Se conoce que el VEB influye en la regulación de T-bet/GATA 3 (Th1/Th2) en células T23 regulando de forma positiva la expresión de GATA 3 in vitro. Por otra parte, el gen mir-BART20-5p24 que utiliza el VEB para perpetuar la latencia, ya que inhibe la generación del ciclo lítico, inhibe también la traducción T-bet bloqueando así la diferenciación hacia Th1. Por tanto, a partir de una infección del virus de Epstein Barr se puede generar un aumento de la respuesta Th2 con disminución de la Th1(los miARNs disminuyen también la diferenciación de las células T CD4 naives a Th1). En los pacientes de síndrome de fatiga crónica se puede observar este aumento de la actividad de Th2.25,26 Esto se puede medir directamente a partir de las citoquinas o medirse de forma indirecta, como por ejemplo la elevación de la proteína catiónica eosinofilica27 que pudiera formar parte de los marcadores de esta enfermedad. Toda esta respuesta Th2 alterada es la que genera el aumento de las alergias tanto a nivel respiratorio como a nivel intestinal que están presentes en estos pacientes y que es común que hayan desarrollado a raíz del proceso inicial. Se trata de una respuesta no mediada por IgE, sino por una hipersensibilidad tipo IV mediada por linfocitos T que se relacionaría con las diarreas, las múltiples intolerancias alimentarias de reciente aparición, la ruptura de la barrera intestinal y la translocación bacteriana existente en estos tipos de pacientes, evaluables mediante una elevación de sCD14.

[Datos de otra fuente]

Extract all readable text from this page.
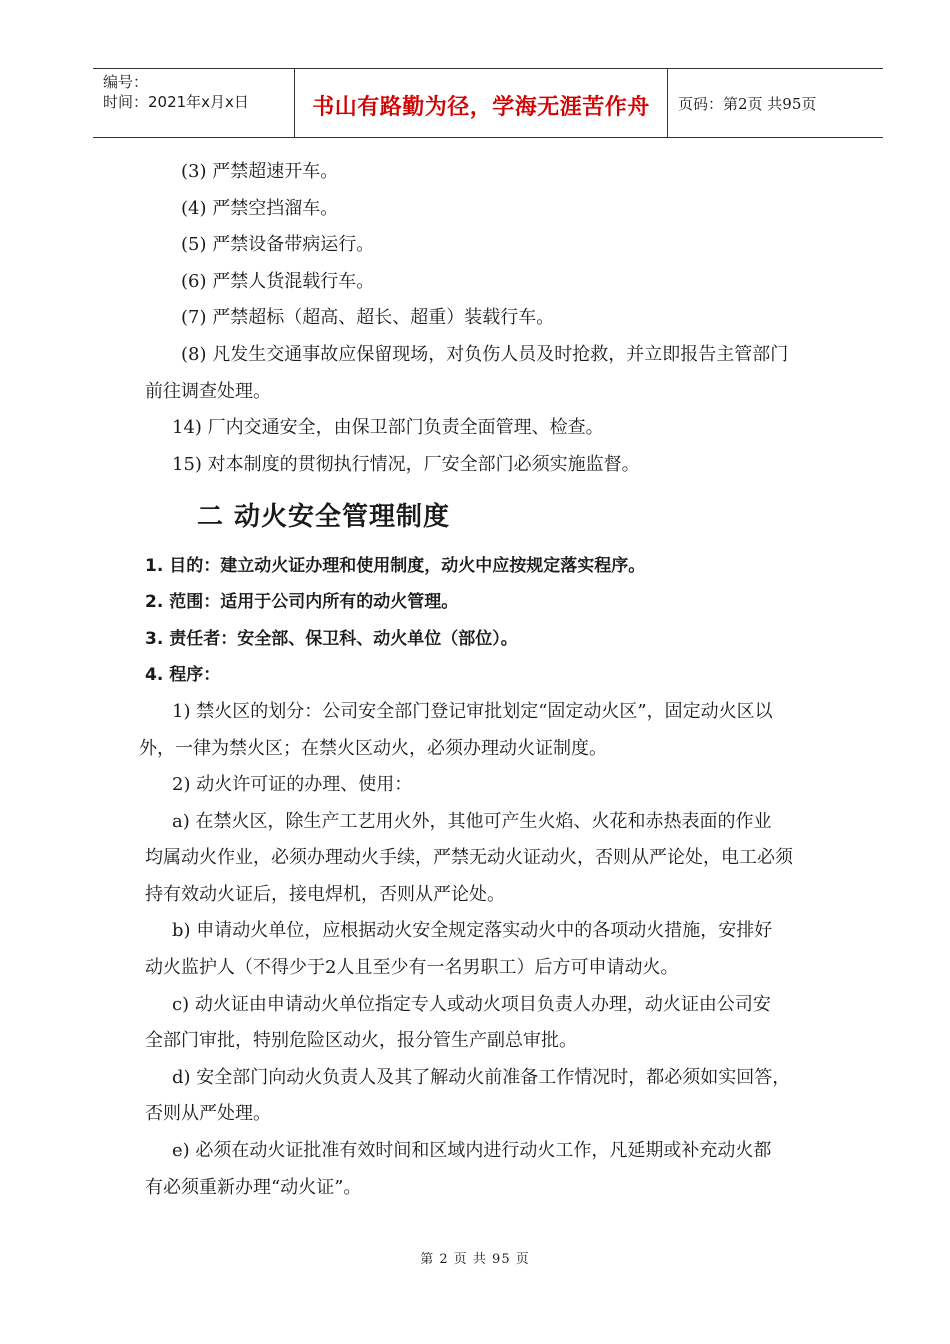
编号：
时间：2021年x月x日	书山有路勤为径，学海无涯苦作舟	页码：第2页 共95页
(3) 严禁超速开车。
(4) 严禁空挡溜车。
(5) 严禁设备带病运行。
(6) 严禁人货混载行车。
(7) 严禁超标（超高、超长、超重）装载行车。
(8) 凡发生交通事故应保留现场，对负伤人员及时抢救，并立即报告主管部门
前往调查处理。
14) 厂内交通安全，由保卫部门负责全面管理、检查。
15) 对本制度的贯彻执行情况，厂安全部门必须实施监督。
二 动火安全管理制度
1. 目的：建立动火证办理和使用制度，动火中应按规定落实程序。
2. 范围：适用于公司内所有的动火管理。
3. 责任者：安全部、保卫科、动火单位（部位）。
4. 程序：
1) 禁火区的划分：公司安全部门登记审批划定“固定动火区”，固定动火区以
外，一律为禁火区；在禁火区动火，必须办理动火证制度。
2) 动火许可证的办理、使用：
a) 在禁火区，除生产工艺用火外，其他可产生火焰、火花和赤热表面的作业
均属动火作业，必须办理动火手续，严禁无动火证动火，否则从严论处，电工必须
持有效动火证后，接电焊机，否则从严论处。
b) 申请动火单位，应根据动火安全规定落实动火中的各项动火措施，安排好
动火监护人（不得少于2人且至少有一名男职工）后方可申请动火。
c) 动火证由申请动火单位指定专人或动火项目负责人办理，动火证由公司安
全部门审批，特别危险区动火，报分管生产副总审批。
d) 安全部门向动火负责人及其了解动火前准备工作情况时，都必须如实回答，
否则从严处理。
e) 必须在动火证批准有效时间和区域内进行动火工作，凡延期或补充动火都
有必须重新办理“动火证”。
第 2 页 共 95 页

Esta elevación de sCD14 se recomendaría constituir también como uno de los marcadores para comprobar la afectación de la barrera intestinal en aquellos subtipos que presentan síntomas diarreicos. También se ha observado un aumento de los niveles de 5-HIAA28 (producto metabólico de la serotonina) y de histamina29, que evidencian de nuevo una actividad Th2 excesiva.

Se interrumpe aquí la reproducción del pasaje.